= Russian use of mobile crematoriums in Ukraine =

There have been multiple reports of Russian mobile crematoriums operating with their forces in the Russo-Ukrainian war, to cremate the bodies of both Russian soldiers and Ukrainian civilians.

==2014–2022==
Reports on the use of mobile crematoriums by Russian forces first appeared in 2015 in the Russo-Ukrainian War. U.S. House Armed Services Committee Chairman Mac Thornberry told Bloomberg in 2015 that "[t]he Russians are trying to hide their casualties by taking mobile crematoriums with them [...] They are trying to hide not only from the world but from the Russian people their involvement", and that U.S. Representative Seth Moulton, who traveled to Ukraine in 2015, confirmed the claims. Thornberry and Moulton told Bloomberg that the reports were supported by U.S. and other intelligence in addition to Ukrainian intelligence. The then-head of the Ukrainian security agency, Valentyn Nalyvaichenko, had also at the time reported seven mobile crematoriums having entered militant-held areas of Ukraine in January 2015, and said "[e]ach of these crematoriums burns 8–10 bodies per day."

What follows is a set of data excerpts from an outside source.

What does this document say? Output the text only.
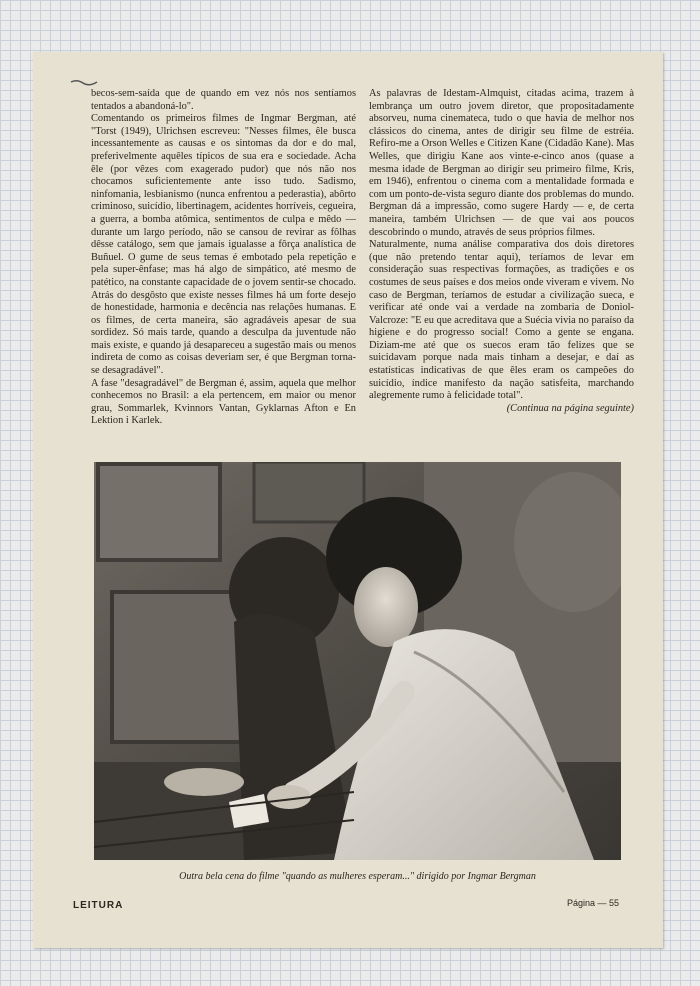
becos-sem-saída que de quando em vez nós nos sentíamos tentados a abandoná-lo".

Comentando os primeiros filmes de Ingmar Bergman, até "Torst (1949), Ulrichsen escreveu: "Nesses filmes, êle busca incessantemente as causas e os sintomas da dor e do mal, preferivelmente aquêles típicos de sua era e sociedade. Acha êle (por vêzes com exagerado pudor) que nós não nos chocamos suficientemente ante isso tudo. Sadismo, ninfomania, lesbianismo (nunca enfrentou a pederastia), abôrto criminoso, suicídio, libertinagem, acidentes horríveis, cegueira, a guerra, a bomba atômica, sentimentos de culpa e mêdo — durante um largo período, não se cansou de revirar as fôlhas dêsse catálogo, sem que jamais igualasse a fôrça analística de Buñuel. O gume de seus temas é embotado pela repetição e pela super-ênfase; mas há algo de simpático, até mesmo de patético, na constante capacidade de o jovem sentir-se chocado. Atrás do desgôsto que existe nesses filmes há um forte desejo de honestidade, harmonia e decência nas relações humanas. E os filmes, de certa maneira, são agradáveis apesar de sua sordidez. Só mais tarde, quando a desculpa da juventude não mais existe, e quando já desapareceu a sugestão mais ou menos indireta de como as coisas deveriam ser, é que Bergman torna-se desagradável".

A fase "desagradável" de Bergman é, assim, aquela que melhor conhecemos no Brasil: a ela pertencem, em maior ou menor grau, Sommarlek, Kvinnors Vantan, Gyklarnas Afton e En Lektion i Karlek.

As palavras de Idestam-Almquist, citadas acima, trazem à lembrança um outro jovem diretor, que propositadamente absorveu, numa cinemateca, tudo o que havia de melhor nos clássicos do cinema, antes de dirigir seu filme de estréia. Refiro-me a Orson Welles e Citizen Kane (Cidadão Kane). Mas Welles, que dirigiu Kane aos vinte-e-cinco anos (quase a mesma idade de Bergman ao dirigir seu primeiro filme, Kris, em 1946), enfrentou o cinema com a mentalidade formada e com um ponto-de-vista seguro diante dos problemas do mundo. Bergman dá a impressão, como sugere Hardy — e, de certa maneira, também Ulrichsen — de que vai aos poucos descobrindo o mundo, através de seus próprios filmes.

Naturalmente, numa análise comparativa dos dois diretores (que não pretendo tentar aqui), teríamos de levar em consideração suas respectivas formações, as tradições e os costumes de seus países e dos meios onde viveram e vivem. No caso de Bergman, teríamos de estudar a civilização sueca, e verificar até onde vai a verdade na zombaria de Doniol-Valcroze: "E eu que acreditava que a Suécia vivia no paraíso da higiene e do progresso social! Como a gente se engana. Diziam-me até que os suecos eram tão felizes que se suicidavam porque nada mais tinham a desejar, e daí as estatísticas indicativas de que êles eram os campeões do suicídio, índice manifesto da nação satisfeita, marchando alegremente rumo à felicidade total".

(Continua na página seguinte)

Outra bela cena do filme "quando as mulheres esperam..." dirigido por Ingmar Bergman
LEITURA	Página — 55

Just before the start of the full-scale Russian invasion, the British Ministry of Defense released images of what it said were vehicle-mounted crematoriums. The British Secretary of State for Defence Ben Wallace suggested to The Daily Telegraph that they would be used to hide evidence of battlefield casualties, describing them as "chilling". He also suggested it may have been developed to avoid domestic criticism of the war arising from any large visible casualties, stating "[i]t's a very chilling side effect of how the Russians view their forces and for those of you who served, and being a soldier, knowing that trundling behind you is a way to evaporate you if you are killed in battle probably says everything you need to know about the Russian regime." The report subsequently caused The Telegraph to become blocked in Russia. The pre-war footage released by the British Ministry of Defense showed text stating the equipment was made by a St. Petersburg company called Tourmaline, describing itself as 'The Russian Incinerator Company', and it being created for the destruction of hazardous biological waste. According to Snopes the mobile devices for disposing any biological waste, including human bodies and animals were manufactured by the company already in August 2013.

==Full-scale Russian invasion==
On 3 March 2022, Ukrainian President Volodymyr Zelenskyy told reporters that "[t]he Russian people dying here, nobody is counting them, people dying in this war. Do you know they have brought a cremation chamber with them? They're not going to show the bodies to their families. They're not going to tell the mothers that their children died here".

On 6 April 2022, the Mariupol City Council accused Russia of using mobile crematoriums to burn the corpses of civilians to hide evidence of war crimes, writing "[k]illers cover their tracks". According to the Council, Russian authorities had "ordered the destruction of any evidence of crimes committed by its army in Mariupol" after the international outrage caused by the discovery of the Bucha atrocities. Mariupol Mayor Vadym Boychenko told the Associated Press in April that "[m]obile crematoriums have arrived in the form of trucks: You open it, and there is a pipe inside and these bodies are burned", stating he had several sources telling of methodical burning of corpses by Russian forces. Boychenko stated at that time the civilian death toll could surpass 20,000, accusing Russian forces of blocking humanitarian convoys to conceal the extent of casualties.

Through 2023 and 2024, Ukrainian officials continued describing Russian use of mobile crematoriums in occupied and frontline territories, such as in Chernihiv Oblast; Novoaidar, Luhansk Oblast; Krazna Zorka, Crimea; Tokmak, Zaporizhzhia Oblast; and Avdiivka, Donetsk Oblast.